Accumulating lines of evidence demonstrate that mitochondrial dysfunction and oxidative damage may play a role in the pathogenesis of neurodegenerative diseases including AD and PD. CoQ10 serves as an important cofactor of the electron transport chain and also serves as an important antioxidant in both mitochondria and lipid membranes (Beyer 1992). A clinical study reported that CoQ10 can slow disease progression in patients with early-stage PD (Shults et al. 2002). The animal studies also showed that CoQ10 can exert neuroprotective effects against in PD by reducing oxidative stress and improve energy dysfunction (see review Beal 2004). Due to similar pathomechanism of PD to AD, CoQ10 is indicative of being also effective in the treatment of AD. Our previous study has demonstrated that CoQ10 can reduce intracellular deposit of Aβ, a pathological event early in the pathogenesis of AD. In this study, by using the aged APP/PS1 transgenic mice exhibiting widespread extracellular plaque deposition, we found that CoQ10 also exerted neuroprotective effects against extracellular plaque pathology. These data suggest that CoQ10 could be also an effective treatment for AD in a relatively late stage of AD as well as in early stage. The protective effects of CoQ10 may derive from its antioxidant effect. The precise molecular mechanisms underlying the neuroprotective effects of CoQ10 remain to be elucidated in future studies.

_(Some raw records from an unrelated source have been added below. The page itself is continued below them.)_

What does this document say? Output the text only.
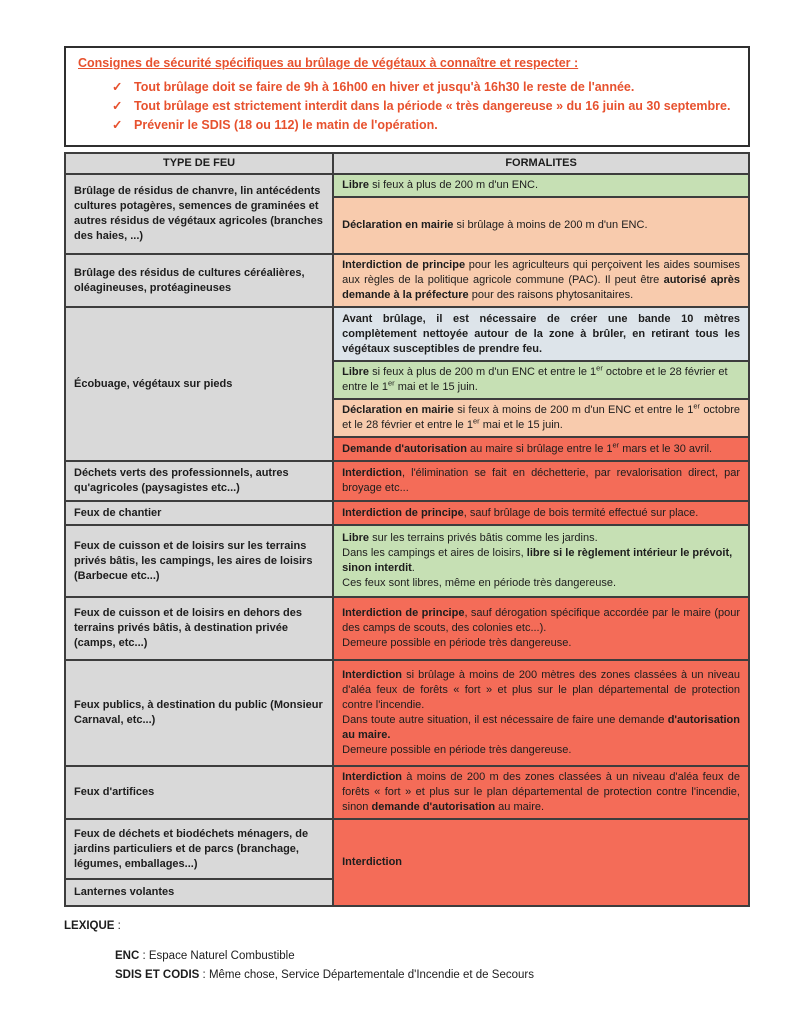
Consignes de sécurité spécifiques au brûlage de végétaux à connaître et respecter :
✓ Tout brûlage doit se faire de 9h à 16h00 en hiver et jusqu'à 16h30 le reste de l'année.
✓ Tout brûlage est strictement interdit dans la période « très dangereuse » du 16 juin au 30 septembre.
✓ Prévenir le SDIS (18 ou 112) le matin de l'opération.
TYPE DE FEU	FORMALITES
Brûlage de résidus de chanvre, lin antécédents cultures potagères, semences de graminées et autres résidus de végétaux agricoles (branches des haies, ...)	Libre si feux à plus de 200 m d'un ENC.
	Déclaration en mairie si brûlage à moins de 200 m d'un ENC.
Brûlage des résidus de cultures céréalières, oléagineuses, protéagineuses	Interdiction de principe pour les agriculteurs qui perçoivent les aides soumises aux règles de la politique agricole commune (PAC). Il peut être autorisé après demande à la préfecture pour des raisons phytosanitaires.
Écobuage, végétaux sur pieds	Avant brûlage, il est nécessaire de créer une bande 10 mètres complètement nettoyée autour de la zone à brûler, en retirant tous les végétaux susceptibles de prendre feu.
	Libre si feux à plus de 200 m d'un ENC et entre le 1er octobre et le 28 février et entre le 1er mai et le 15 juin.
	Déclaration en mairie si feux à moins de 200 m d'un ENC et entre le 1er octobre et le 28 février et entre le 1er mai et le 15 juin.
	Demande d'autorisation au maire si brûlage entre le 1er mars et le 30 avril.
Déchets verts des professionnels, autres qu'agricoles (paysagistes etc...)	Interdiction, l'élimination se fait en déchetterie, par revalorisation direct, par broyage etc...
Feux de chantier	Interdiction de principe, sauf brûlage de bois termité effectué sur place.
Feux de cuisson et de loisirs sur les terrains privés bâtis, les campings, les aires de loisirs (Barbecue etc...)	Libre sur les terrains privés bâtis comme les jardins.
Dans les campings et aires de loisirs, libre si le règlement intérieur le prévoit, sinon interdit.
Ces feux sont libres, même en période très dangereuse.
Feux de cuisson et de loisirs en dehors des terrains privés bâtis, à destination privée (camps, etc...)	Interdiction de principe, sauf dérogation spécifique accordée par le maire (pour des camps de scouts, des colonies etc...).
Demeure possible en période très dangereuse.
Feux publics, à destination du public (Monsieur Carnaval, etc...)	Interdiction si brûlage à moins de 200 mètres des zones classées à un niveau d'aléa feux de forêts « fort » et plus sur le plan départemental de protection contre l'incendie.
Dans toute autre situation, il est nécessaire de faire une demande d'autorisation au maire.
Demeure possible en période très dangereuse.
Feux d'artifices	Interdiction à moins de 200 m des zones classées à un niveau d'aléa feux de forêts « fort » et plus sur le plan départemental de protection contre l'incendie, sinon demande d'autorisation au maire.
Feux de déchets et biodéchets ménagers, de jardins particuliers et de parcs (branchage, légumes, emballages...)	Interdiction
Lanternes volantes	
LEXIQUE :
ENC : Espace Naturel Combustible
SDIS ET CODIS : Même chose, Service Départementale d'Incendie et de Secours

Previously, it was reported that amyloid plaques can be detected by high-field MR imaging in vitro (Benveniste et al. 1999). In order to further validate the potential efficiency of MR imaging in tracking amyloid plaque change, we tested by using MR imaging the change of plaques in the APP/PS1 transgenic mouse model with and without the treatment of CoQ10. The data from MR imaging analysis were in agreement with those from immunohistochemistry. This study supports the potential application of high-field MR imaging to in vivo amyloid plaque study in future studies.

In summary, our data show that CoQ10 can significantly reduce plaque pathology in the APP/PS1 mouse model for AD. It is indicated that CoQ10 might be a therapeutic candidate for the treatment of AD.